(Reuters) - In the next fare hike, New York City's bus and subway riders might lose some of the current discounts that cut the average cost of a ride to $1.63 from the $2.25 base fare, the chairman of the Metropolitan Transportation Authority said on Wednesday.
"Do we need a discount that deep?" asked MTA Chairman Joseph Lhota after addressing a Crain's New York breakfast. Discounts are part of the city's culture, he noted, but added: "I think we need to have a very good public debate about fare prices and discounts."
The cash-poor MTA, which runs the city's buses, subways, commuter railroads and some major bridges and tunnels, plans to increase fares and tolls in March 2013 to raise $450 million of revenue on an annual basis.
By mid-October, the MTA plans to release a brochure that will outline the new fare and toll options.
The MTA is the biggest U.S. mass transit agency, with 8.5 million daily riders. Its finances are strained by the costs of maintaining a system that dates back to 1904 and paying for spiraling debt service and pension benefits.
A spokesman could not immediately say how much it costs to keep the subway system in good repair.
Currently, bus and subway riders get 7 percent discounts on a $10 MetroCard. Unlimited MetroCards for a week or 30 days let users ride for free after a certain number of trips.

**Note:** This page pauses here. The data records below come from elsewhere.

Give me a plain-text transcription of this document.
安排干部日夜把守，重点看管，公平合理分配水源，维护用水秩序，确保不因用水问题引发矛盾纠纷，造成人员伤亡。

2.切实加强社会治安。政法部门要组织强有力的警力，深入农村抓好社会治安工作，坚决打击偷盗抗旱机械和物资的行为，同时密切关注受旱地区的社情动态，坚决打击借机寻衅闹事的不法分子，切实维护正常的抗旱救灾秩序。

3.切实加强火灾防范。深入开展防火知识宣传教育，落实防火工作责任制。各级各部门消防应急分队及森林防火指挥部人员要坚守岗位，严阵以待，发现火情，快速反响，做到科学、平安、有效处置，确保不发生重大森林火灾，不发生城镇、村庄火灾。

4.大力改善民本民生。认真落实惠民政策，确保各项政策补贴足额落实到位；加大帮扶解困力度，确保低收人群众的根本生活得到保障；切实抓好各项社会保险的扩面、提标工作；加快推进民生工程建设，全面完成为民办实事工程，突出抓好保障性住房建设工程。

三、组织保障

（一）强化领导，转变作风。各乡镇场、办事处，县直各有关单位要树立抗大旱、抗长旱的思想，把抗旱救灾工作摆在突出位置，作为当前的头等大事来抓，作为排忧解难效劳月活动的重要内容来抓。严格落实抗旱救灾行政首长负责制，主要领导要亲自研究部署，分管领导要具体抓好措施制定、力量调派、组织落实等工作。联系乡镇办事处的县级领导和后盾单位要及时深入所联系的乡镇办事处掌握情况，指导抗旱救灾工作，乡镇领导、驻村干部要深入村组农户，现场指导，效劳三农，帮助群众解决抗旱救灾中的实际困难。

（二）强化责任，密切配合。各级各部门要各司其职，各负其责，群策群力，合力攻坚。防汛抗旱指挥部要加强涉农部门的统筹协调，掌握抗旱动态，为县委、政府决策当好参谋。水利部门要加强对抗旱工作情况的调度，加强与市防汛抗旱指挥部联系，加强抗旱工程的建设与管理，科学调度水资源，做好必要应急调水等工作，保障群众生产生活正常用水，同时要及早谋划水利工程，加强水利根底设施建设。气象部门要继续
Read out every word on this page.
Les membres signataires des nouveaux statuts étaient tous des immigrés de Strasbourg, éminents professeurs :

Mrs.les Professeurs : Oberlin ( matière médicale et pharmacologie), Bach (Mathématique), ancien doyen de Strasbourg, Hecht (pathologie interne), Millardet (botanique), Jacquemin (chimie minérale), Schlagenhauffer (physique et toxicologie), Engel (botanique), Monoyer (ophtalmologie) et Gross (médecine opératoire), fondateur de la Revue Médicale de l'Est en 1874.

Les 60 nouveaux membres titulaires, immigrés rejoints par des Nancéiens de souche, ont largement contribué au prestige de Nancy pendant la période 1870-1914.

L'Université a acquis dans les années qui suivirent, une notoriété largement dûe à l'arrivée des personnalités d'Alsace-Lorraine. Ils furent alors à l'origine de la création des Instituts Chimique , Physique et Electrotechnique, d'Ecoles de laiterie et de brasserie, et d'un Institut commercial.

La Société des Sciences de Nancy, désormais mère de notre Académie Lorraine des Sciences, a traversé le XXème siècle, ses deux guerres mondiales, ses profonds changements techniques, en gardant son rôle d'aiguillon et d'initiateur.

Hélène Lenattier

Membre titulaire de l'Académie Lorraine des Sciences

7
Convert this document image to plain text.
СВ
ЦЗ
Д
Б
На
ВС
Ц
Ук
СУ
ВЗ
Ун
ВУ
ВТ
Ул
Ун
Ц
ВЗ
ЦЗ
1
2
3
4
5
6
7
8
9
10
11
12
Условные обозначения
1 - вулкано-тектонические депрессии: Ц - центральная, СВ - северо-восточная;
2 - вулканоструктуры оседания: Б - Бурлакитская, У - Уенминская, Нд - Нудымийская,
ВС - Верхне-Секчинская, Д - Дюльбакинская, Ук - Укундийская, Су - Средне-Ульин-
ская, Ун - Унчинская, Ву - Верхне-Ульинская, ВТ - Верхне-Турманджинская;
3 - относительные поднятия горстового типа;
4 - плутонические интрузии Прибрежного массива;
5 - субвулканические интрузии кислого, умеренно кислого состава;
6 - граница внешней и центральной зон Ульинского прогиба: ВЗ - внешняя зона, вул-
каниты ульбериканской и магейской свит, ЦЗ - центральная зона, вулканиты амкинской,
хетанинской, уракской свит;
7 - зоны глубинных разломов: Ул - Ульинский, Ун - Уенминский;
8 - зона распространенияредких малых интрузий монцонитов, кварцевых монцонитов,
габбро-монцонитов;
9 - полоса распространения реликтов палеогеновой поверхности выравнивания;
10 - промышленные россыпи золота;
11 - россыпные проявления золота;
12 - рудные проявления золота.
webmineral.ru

All these discounts are being examined, officials said.
Lhota said the MTA's savings should reach $1 billion a year by 2016. For example, he said subway station ceilings will no longer be repainted and instead the concrete will be exposed.

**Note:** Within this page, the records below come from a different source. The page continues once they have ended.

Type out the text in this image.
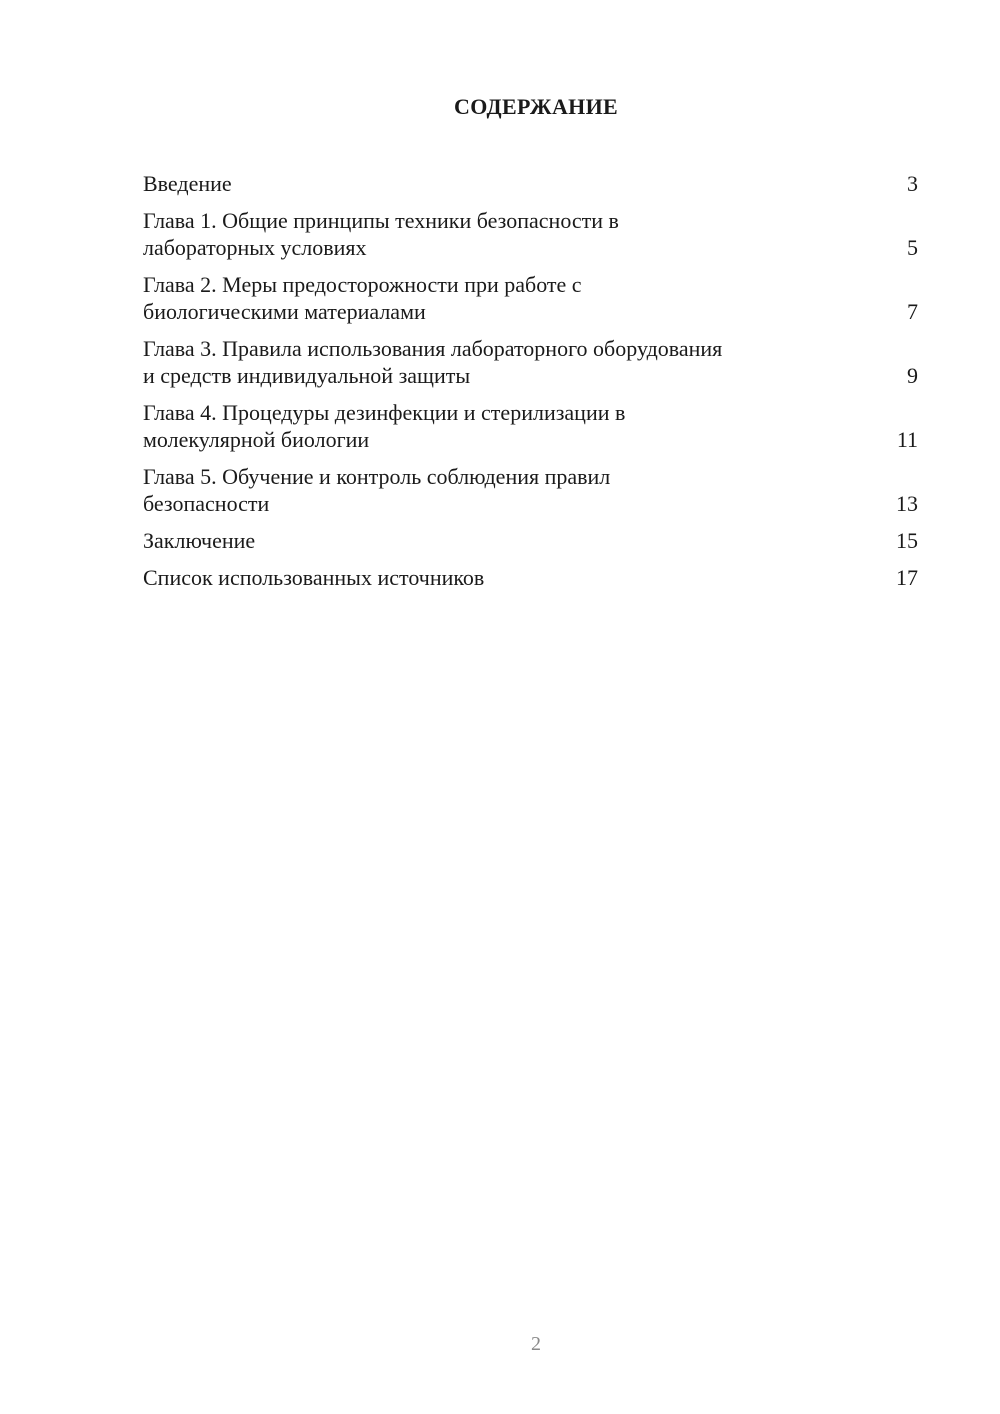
СОДЕРЖАНИЕ
Введение	3
Глава 1. Общие принципы техники безопасности в
лабораторных условиях	5
Глава 2. Меры предосторожности при работе с
биологическими материалами	7
Глава 3. Правила использования лабораторного оборудования
и средств индивидуальной защиты	9
Глава 4. Процедуры дезинфекции и стерилизации в
молекулярной биологии	11
Глава 5. Обучение и контроль соблюдения правил
безопасности	13
Заключение	15
Список использованных источников	17
2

The MTA is expanding its network with a new $4.45 billion Second Avenue subway on Manhattan's East Side and a tunnel that will bring Long Island Rail Road commuters to midtown's Grand Central Terminal, a project that will cost $8.24 billion.
In August, a state court ruled that an MTA payroll tax was enacted unconstitutionally because it applies only to 12 downstate counties and not the entire state.
Lhota said he was confident the top state court will reverse the court ruling that could cost the MTA $1.8 billion of revenue a year. That estimate is $300 million more than earlier forecasts as it includes related funds that also would be lost.
Asked about contract talks with the Transport Workers Union - which called the last transit strike in 2005 - Lhota said only that the union does not want to accept his proposal for three years with no wage increases.
Some MTA board members complain of burdensome TWU work rules, which the union has resisted softening. Lhota underscored the difficulty of winning concessions, saying: "Clearly, incremental improvements would be transformational."
The MTA chairman also called for removing statutory barriers that hinder the use of Tax Increment Financing. That is the financing strategy Mayor Michael Bloomberg used for an extension of the No. 7 subway from Times Square to West 34th St when the MTA could not afford the new link.
With this financing, bondholders are repaid by the extra tax revenue a capital project, such as a new transit link, is expected to bring to an area by spurring development.